Gov. Gavin Newsom has vowed to improve compliance, threatening to withhold transportation funds from communities that fail to adequately address their housing needs. In January, Newsom sued the city of Huntington Beach for cutting affordable housing units from its general plan, then later met in Long Beach with leaders of numerous Southern California cities the state says has failed to adequately plan for new housing.

The RHNA process, as it’s called, is “the primary tool to address California’s housing shortage,” Perry said. “(But) the RHNA tool is not working that well … to address the housing crisis.”

Among the findings:

  • There’s less progress meeting goals for low-income housing than for upper-income housing, statewide and among the six-county Southern California Association of Governments.
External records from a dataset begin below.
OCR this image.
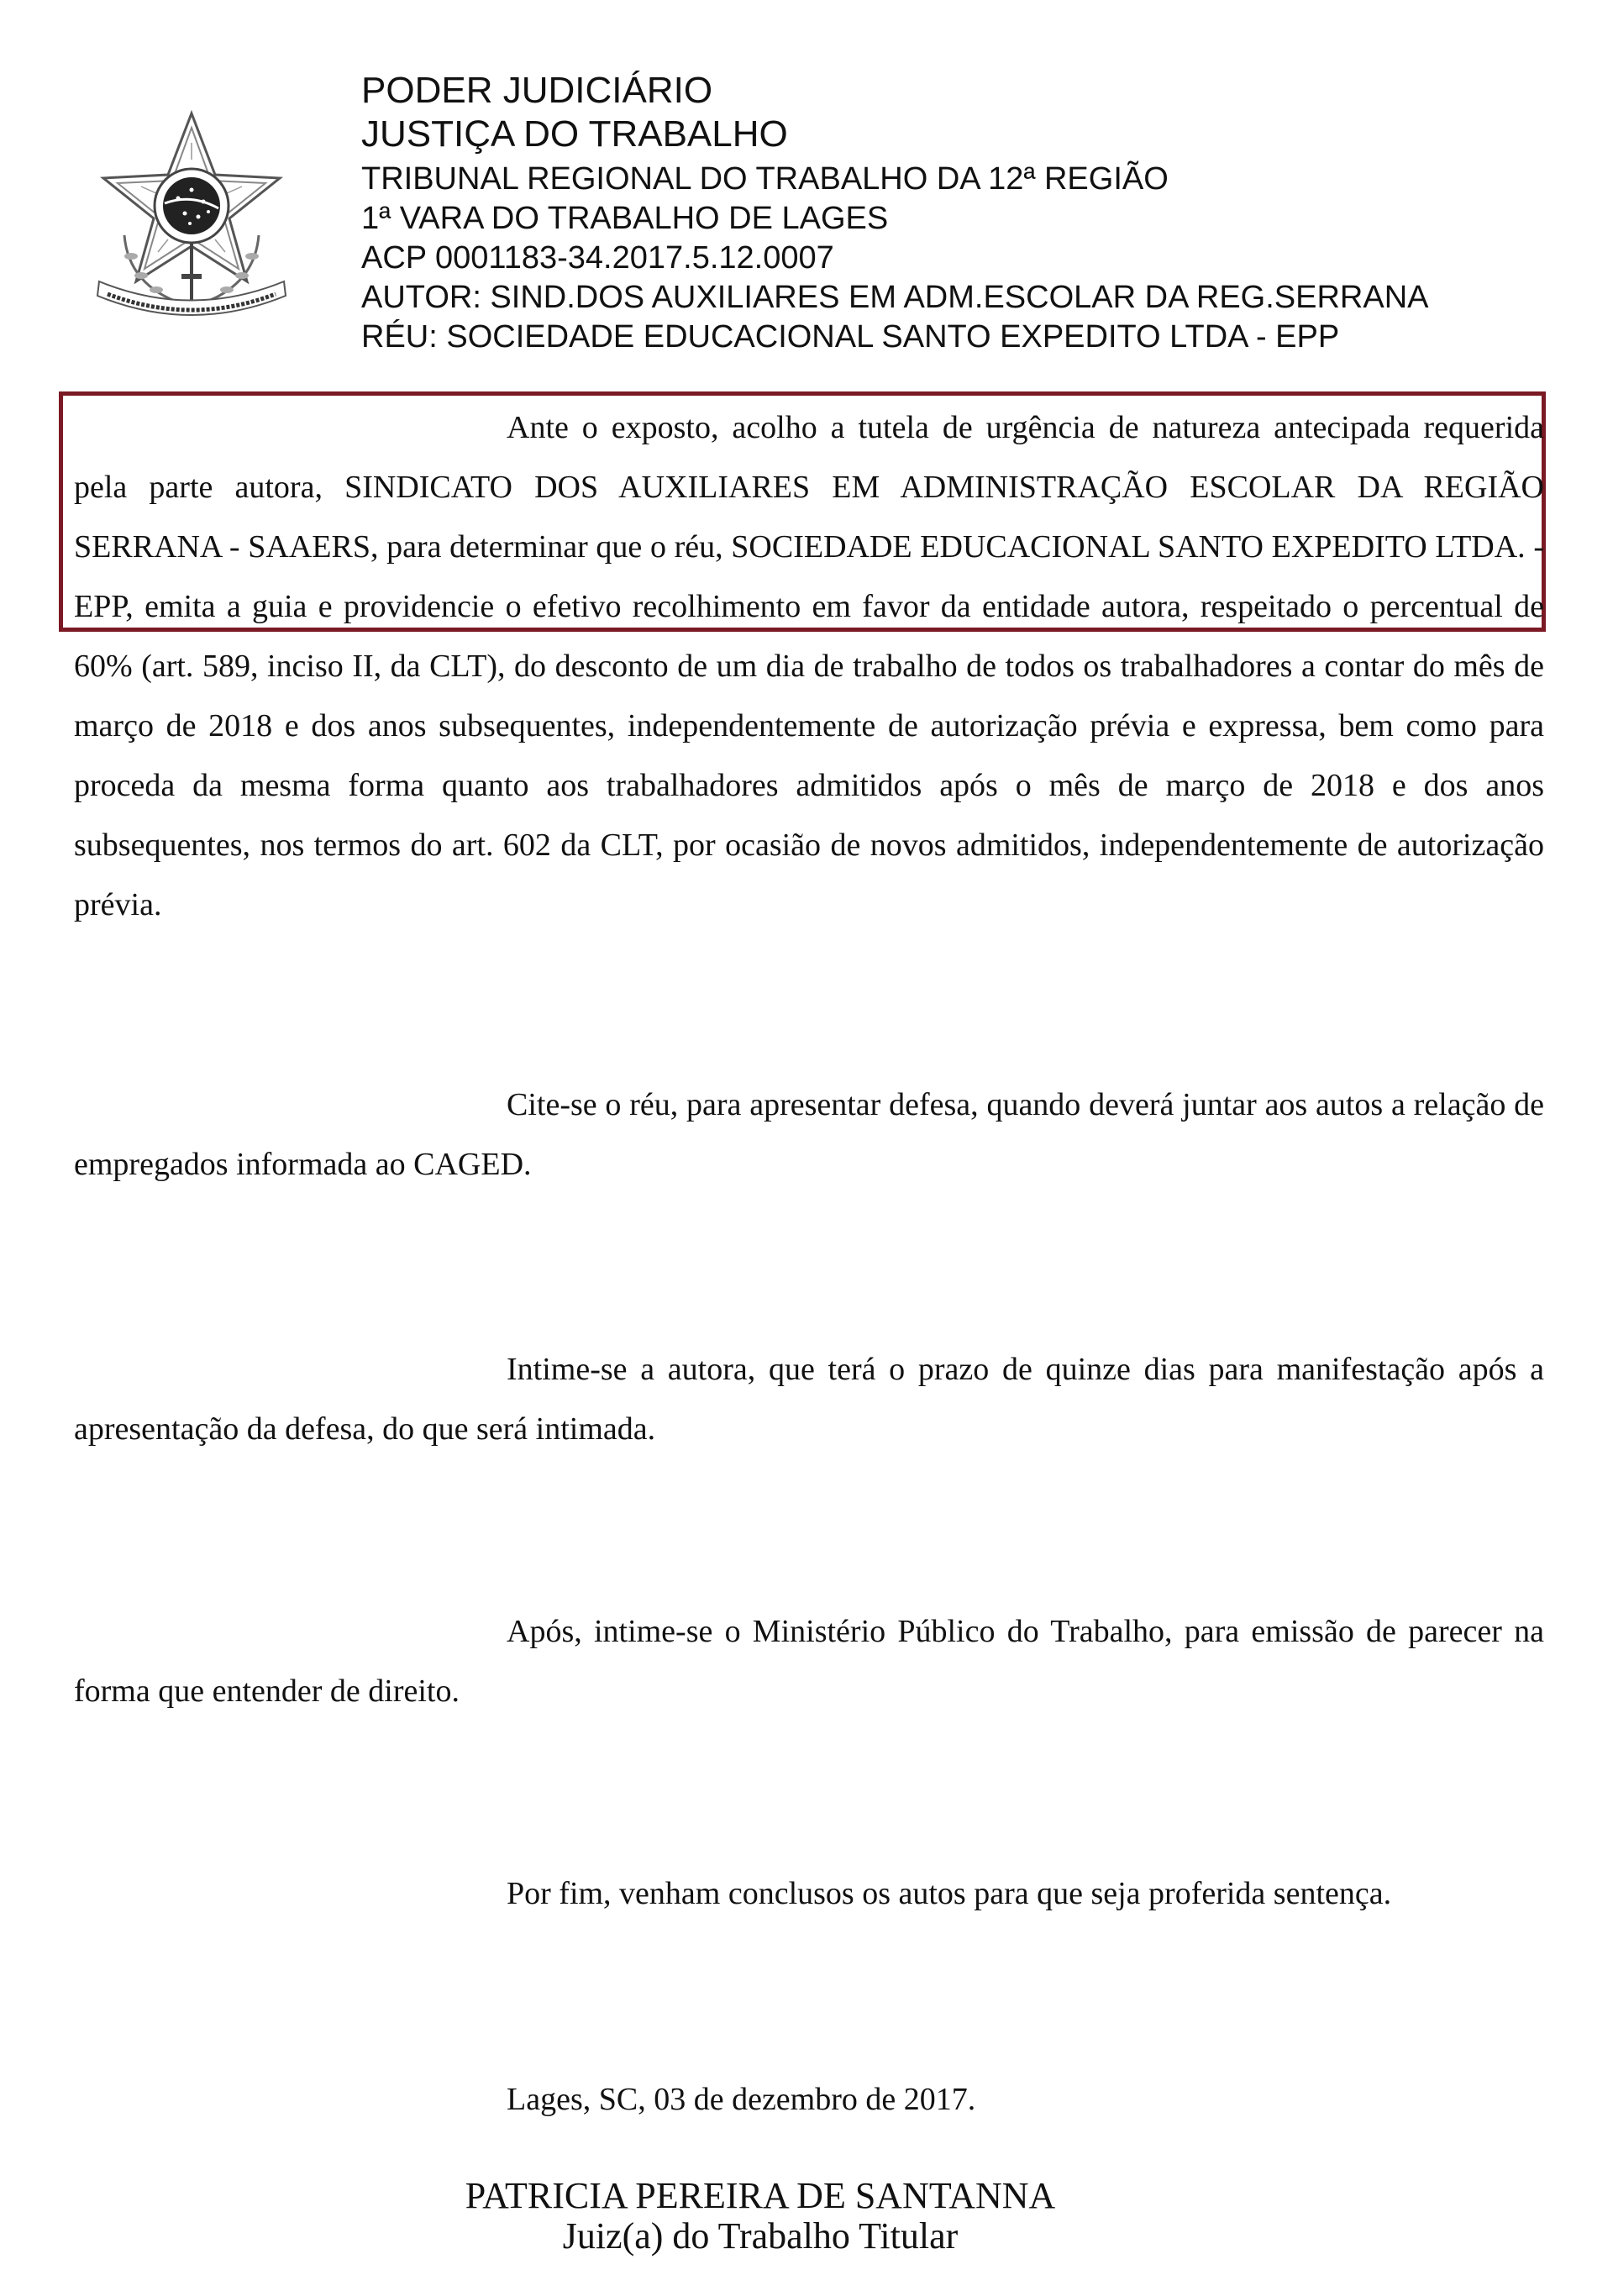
PODER JUDICIÁRIO
JUSTIÇA DO TRABALHO
TRIBUNAL REGIONAL DO TRABALHO DA 12ª REGIÃO
1ª VARA DO TRABALHO DE LAGES
ACP 0001183-34.2017.5.12.0007
AUTOR: SIND.DOS AUXILIARES EM ADM.ESCOLAR DA REG.SERRANA
RÉU: SOCIEDADE EDUCACIONAL SANTO EXPEDITO LTDA - EPP

Ante o exposto, acolho a tutela de urgência de natureza antecipada requerida pela parte autora, SINDICATO DOS AUXILIARES EM ADMINISTRAÇÃO ESCOLAR DA REGIÃO SERRANA - SAAERS, para determinar que o réu, SOCIEDADE EDUCACIONAL SANTO EXPEDITO LTDA. - EPP, emita a guia e providencie o efetivo recolhimento em favor da entidade autora, respeitado o percentual de 60% (art. 589, inciso II, da CLT), do desconto de um dia de trabalho de todos os trabalhadores a contar do mês de março de 2018 e dos anos subsequentes, independentemente de autorização prévia e expressa, bem como para proceda da mesma forma quanto aos trabalhadores admitidos após o mês de março de 2018 e dos anos subsequentes, nos termos do art. 602 da CLT, por ocasião de novos admitidos, independentemente de autorização prévia.

Cite-se o réu, para apresentar defesa, quando deverá juntar aos autos a relação de empregados informada ao CAGED.

Intime-se a autora, que terá o prazo de quinze dias para manifestação após a apresentação da defesa, do que será intimada.

Após, intime-se o Ministério Público do Trabalho, para emissão de parecer na forma que entender de direito.

Por fim, venham conclusos os autos para que seja proferida sentença.

Lages, SC, 03 de dezembro de 2017.

PATRICIA PEREIRA DE SANTANNA
Juiz(a) do Trabalho Titular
For example, Southern California communities approved building permits for just 8.4 percent of the low-income-housing units needed by October 2021. On the other hand, 15.2 percent of the needed moderate-income units have been permitted and 48 percent of the needed units for upper-income households (those earning at least 20 percent more than the area’s median income) have been approved.
  • The report named five Southern California cities that are overbuilding upper-income housing while failing to build any low-income units. Malibu, for example, approved 49 homes for households earning at least a moderate income or greater even though it doesn’t need any, the report said.  Costa Mesa built 518 such homes. The report also named Laguna Hills, Westminster and Big Bear Lake as “misallocating” building permits for upper-tier units.
  • Ten Southern California cities haven’t approved any new homes since the current planning cycle began in October 2013. Among them: Cudahy, Rosemead, Westlake Village, Laguna Woods, Rancho Santa Margarita, Banning and Apple Valley.
  • San Bernardino County and the cities of Santa Ana and West Hollywood ranked among the state’s best-performing communities for meeting housing needs.

California’s overall letter grade for meeting housing goals also was a C, the report said.

Over half of the cities and counties in the state reported they hadn’t issued a single building permit for the poorest households in their communities — those earning less than half of the median income.

On the other hand, the Next 10 report found some communities earned the highest marks because their housing goals are too low. For example, Beverly Hills got an A, but only needed to approve three new homes to meet its RHNA goals, the report said. Meanwhile, a separate transportation plan showed Beverly Hills was expected to add 300 households and 3,400 jobs between 2008 and 2020.

Housing goals need to be aligned more with job growth, the report said.

The report argues local zoning rules favoring single-family homes over apartments or condos should be revised to ensure enough housing is built to keep up with growth.

“It’s become very apparent very quickly,” said Adam Fowler, Beacon’s director of research, “the (RHNA) assessment is very problematic in trying to solve the crisis at hand.”

The report notes that a majority of the California cities that fail to file progress reports are low-income communities in southeast Los Angeles County and the Central Valley that don’t have the planning staff needed to prepare the reports. Perhaps more support can be provided to those communities, Perry said.

The Southern Californian cities are Huntington Beach, Seal Beach, Rolling Hills, Palos Verdes Estates, Hermosa Beach, El Segundo, Hidden Hills, Monte Bello, Commerce, Vernon, Maywood, Lynwood, Compton, Bradbury, Covina, La Puente, Pico Rivera, Hawaiian Gardens, Azuza, Pomona, Industry, La Habra Heights, Lancaster, Fillmore, Montclair, Adelanto, Victorville, Loma Linda, Jurupa Valley, Canyon Lake and Blythe.